How to migrate manually setup letsencrypt to either nginx or CNAME challenge?


#1

Hi,

I have an existing configuration. I would like to change this to run with the nginx letsencrypt plugin, or perhaps use the CNAME challenge _acme-challenge.webmail.example.co.uk

Why? I had created the certs manually but this failed when trying to re-new via cron.

I moved from Apache to nginx, so nginx is pretty new to me.

I want to keep my existing certificates and directory configuration as specified in the *.conf files below.

Prerequisite: The webroot directories are mounted read-only. Does the nginx config need a writeable directory? I can create the files once if needed and re-mount read-only.

I have these files configured:

% cat /etc/letsencrypt/renewal/webmail.example.co.uk.conf
version = 0.19.0
archive_dir = /etc/letsencrypt/archive/webmail.example.co.uk
cert = /etc/letsencrypt/live/webmail.example.co.uk/cert.pem
privkey = /etc/letsencrypt/live/webmail.example.co.uk/privkey.pem
chain = /etc/letsencrypt/live/webmail.example.co.uk/chain.pem
fullchain = /etc/letsencrypt/live/webmail.example.co.uk/fullchain.pem

[renewalparams]
account = xxxxxxxxxxxxx
manual_public_ip_logging_ok = True
authenticator = manual
rsa_key_size = 4096
installer = None
pref_challs = dns-01,

% cat /etc/letsencrypt/renewal/mx10.example.co.uk.conf
version = 0.19.0
archive_dir = /etc/letsencrypt/archive/mx10.example.co.uk
cert = /etc/letsencrypt/live/mx10.example.co.uk/cert.pem
privkey = /etc/letsencrypt/live/mx10.example.co.uk/privkey.pem
chain = /etc/letsencrypt/live/mx10.example.co.uk/chain.pem
fullchain = /etc/letsencrypt/live/mx10.example.co.uk/fullchain.pem

[renewalparams]
authenticator = standalone
installer = None
account = xxxxxxxxxxxx
rsa_key_size = 4096
allow_subset_of_names = True

Current cron setting are:

10 0 * * 2 /usr/bin/letsencrypt renew

Is there a simple way to do this but just editing files?

( Unless this will work ?

certbot renew --pre-hook “service nginx stop” --post-hook “service nginx start”

)

Best regards, Soph.


#2

If you want to use the --nginx plugin, then yes.

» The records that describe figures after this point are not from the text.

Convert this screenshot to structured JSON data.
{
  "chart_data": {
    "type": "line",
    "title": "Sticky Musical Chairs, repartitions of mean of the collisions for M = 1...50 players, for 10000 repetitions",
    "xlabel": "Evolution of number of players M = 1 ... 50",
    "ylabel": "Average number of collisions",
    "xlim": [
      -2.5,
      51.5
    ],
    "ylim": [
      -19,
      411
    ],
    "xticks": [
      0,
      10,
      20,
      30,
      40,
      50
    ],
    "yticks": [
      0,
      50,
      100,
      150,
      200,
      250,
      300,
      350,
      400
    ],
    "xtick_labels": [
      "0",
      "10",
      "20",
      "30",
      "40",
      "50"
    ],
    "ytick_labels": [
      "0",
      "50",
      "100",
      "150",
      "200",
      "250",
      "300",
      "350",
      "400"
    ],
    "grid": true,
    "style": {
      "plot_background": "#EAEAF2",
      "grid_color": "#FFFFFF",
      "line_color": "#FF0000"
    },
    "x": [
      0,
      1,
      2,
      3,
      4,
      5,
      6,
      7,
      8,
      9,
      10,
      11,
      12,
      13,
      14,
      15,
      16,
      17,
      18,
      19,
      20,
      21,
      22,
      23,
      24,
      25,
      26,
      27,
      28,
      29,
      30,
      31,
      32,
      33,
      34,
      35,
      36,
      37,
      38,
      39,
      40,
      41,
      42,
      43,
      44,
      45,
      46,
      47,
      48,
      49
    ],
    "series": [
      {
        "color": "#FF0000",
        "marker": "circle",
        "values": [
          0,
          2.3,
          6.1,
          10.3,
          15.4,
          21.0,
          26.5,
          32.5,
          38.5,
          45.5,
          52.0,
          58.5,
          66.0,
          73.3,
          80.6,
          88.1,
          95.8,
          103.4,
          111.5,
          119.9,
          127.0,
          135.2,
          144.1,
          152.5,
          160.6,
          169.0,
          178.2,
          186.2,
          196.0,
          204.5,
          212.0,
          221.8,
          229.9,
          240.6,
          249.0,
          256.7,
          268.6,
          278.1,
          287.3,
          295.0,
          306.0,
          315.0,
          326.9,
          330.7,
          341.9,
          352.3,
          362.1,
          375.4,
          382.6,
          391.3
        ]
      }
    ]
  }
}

Ditto with the webroot authenticator. Although it does not require write access to /etc/nginx, it does require write access to the directory which serves requests for http://${domain}/.well-known/acme-challenge/.

If you want to keep with fully read-only nginx configuration and webroot, I can suggest the following:

  1. Use the standalone authenticator on an alternate port: --authenticator standalone --http-01-port 8123
  2. Tell nginx to serve the domain control validation challenge via proxy (shown below).
  3. Run Certbot in certonly mode and reload nginx at the conclusion of renewals in order to reload the certificates from disk into nginx.

nginx configuration:

location /.well-known/acme-challenge/ {
    proxy_pass http://localhost:8123;
}

Certbot invocation:

certbot certonly --authenticator standalone \
--http-01-port 8123  \
--post-hook "service nginx reload" \
-d my.domain.example.org

You can also use the same kind of approach if you wish to use the DNS challenge (which is TXT not CNAME).


#3

This topic was automatically closed 30 days after the last reply. New replies are no longer allowed.